大脑一瞬间的空白,脑子里循环播放着顾白说的那一句:
“我们分手吧。”
“为什么?”
我抬起头,直视着他的眼睛。
可顾白并不敢直视我,将头越埋越低,就像一个做错事了的小孩此刻站在大人的面前认错。他紧张地不断搓着手,豆大的汗珠不断从额头上冒出。
“我爱上其他人了……”
他说谎了。
这是我从他的小动作里看出来的,他一旦说谎就会开始无助地搓着手,所以我并不信任这个。
他对我很好,除了不告诉我他的工作身份以外,他事事以我为主。
可为什么呢?
他为什么要对我撒谎呢?
“顾白。”
他抬起了头,与我对上了目光。
我想那时的我或许眼神很冰冷刺骨,仿佛要将他给刺穿。
“你不知道你撒谎真的很假吗?”
“对不起……但我真的不爱你了,我们…好聚好散吧。”
可笑吧,他连架都不肯跟我吵,只会一遍遍的道歉说对不起我。
可我要的是解释,哪怕他只是告诉我零星半点我都能自己拼凑出真相。可他咬死就是不肯说,转身就走,甚至连头都没有回过。
后来…我们将近十年没见,在浙江进的十年间,我们甚至连通话、消息都没发过。他仿佛像人间蒸发一样、仿佛这世间没有这一个人、仿佛他从未来过这。
再次见到他时……
他被人捧在手上,躺在那小小的骨灰盒里再也说不出一句话。
曾经的少年郎如今好轻啊…轻的……就连我这个连一扎水都抬不动的人都能抱得动了。
棕褐色的骨灰盒上映着他那黑白色的照片,他笑得很自然,因为拍照时,是我亲自为他拍下的照片。
他从未对任何人笑过,除了我。
从小患有自闭症的他打小就不爱跟人交流,就连我啊…都是缠着他好久直到我的存在渗入他生活的每一处。
“很抱歉无名女士…顾警官在此次执行任务时因为被叛徒暴露行踪不慎被抓获,他遭受了…非人的虐待,直到我们再次找到他时…他……”

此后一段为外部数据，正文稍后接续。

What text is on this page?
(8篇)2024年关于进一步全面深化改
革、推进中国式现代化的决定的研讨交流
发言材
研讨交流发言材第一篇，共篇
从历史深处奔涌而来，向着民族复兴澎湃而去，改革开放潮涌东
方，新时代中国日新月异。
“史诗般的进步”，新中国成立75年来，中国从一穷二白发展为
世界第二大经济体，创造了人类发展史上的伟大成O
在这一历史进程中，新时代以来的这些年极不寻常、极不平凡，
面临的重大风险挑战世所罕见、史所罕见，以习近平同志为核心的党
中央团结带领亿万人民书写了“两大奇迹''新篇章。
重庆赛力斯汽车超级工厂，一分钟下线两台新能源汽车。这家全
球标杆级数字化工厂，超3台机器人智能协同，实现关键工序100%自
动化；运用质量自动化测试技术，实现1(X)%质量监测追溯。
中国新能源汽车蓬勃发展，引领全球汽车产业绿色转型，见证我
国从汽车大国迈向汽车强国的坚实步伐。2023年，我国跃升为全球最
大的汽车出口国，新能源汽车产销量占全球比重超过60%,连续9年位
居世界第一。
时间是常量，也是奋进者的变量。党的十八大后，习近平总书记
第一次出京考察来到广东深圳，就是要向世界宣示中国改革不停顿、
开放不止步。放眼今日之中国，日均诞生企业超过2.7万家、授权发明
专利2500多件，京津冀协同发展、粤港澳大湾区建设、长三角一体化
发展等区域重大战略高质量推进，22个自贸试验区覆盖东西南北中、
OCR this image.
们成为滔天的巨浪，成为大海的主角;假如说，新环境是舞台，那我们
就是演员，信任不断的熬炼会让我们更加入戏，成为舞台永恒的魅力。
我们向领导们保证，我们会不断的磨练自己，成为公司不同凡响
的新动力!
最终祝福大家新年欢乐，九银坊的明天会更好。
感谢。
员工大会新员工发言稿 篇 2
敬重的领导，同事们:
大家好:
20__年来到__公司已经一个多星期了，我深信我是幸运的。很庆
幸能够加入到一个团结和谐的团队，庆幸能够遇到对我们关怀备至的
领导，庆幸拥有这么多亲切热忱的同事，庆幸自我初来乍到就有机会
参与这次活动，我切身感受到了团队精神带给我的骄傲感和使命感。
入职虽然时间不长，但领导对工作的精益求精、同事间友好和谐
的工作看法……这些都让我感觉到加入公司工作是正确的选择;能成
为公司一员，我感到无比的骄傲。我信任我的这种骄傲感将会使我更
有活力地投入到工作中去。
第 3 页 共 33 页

“不必说了,我只想知道他有没有什么遗言是对我说的?”
我并不敢想象那惨不忍睹的画面,我也很不想相信顾白他真的死在了他最年轻气盛的时候。
顾白…应该活到老,长命百岁啊……
你怎么就先一步去了呢?
此刻的我或许才明白,他为什么会对我说谎了。
他不想牵扯上我,不想因为他而让我被毒贩们盯上。
他是……缉毒警啊……
“哦哦,顾警官为您留了一封信和一个礼盒。”
我拿起了那一封信和礼盒,抿了抿唇再次抚摸上了装着他骨灰的骨灰盒。
“嗯。”
我骨灰盒还给了他的同事,因为我知道,他的身份还不能暴露…因为他还有家人。
就连他的墓碑都无法刻上字,只能立一个石碑,一个空白的石碑。
回到家中时,我锁上了门关好了窗。
我打开那一封信,仔细阅读了上面的内容:
[给我阿无的一封信:
阿无,当你看到这封信的时候我可能已经死了吧。我很抱歉向你撒了谎,也很抱歉无法告诉你我真实的身份。因为我的身份必须保密,我不想连累你也不想连累我的家人。所以我很对不起你,但国家需要我,那些受苦的老百姓也需要我。只要毒品毒贩还存在一天,只要我还活着,我就一定会跟毒贩战斗到底。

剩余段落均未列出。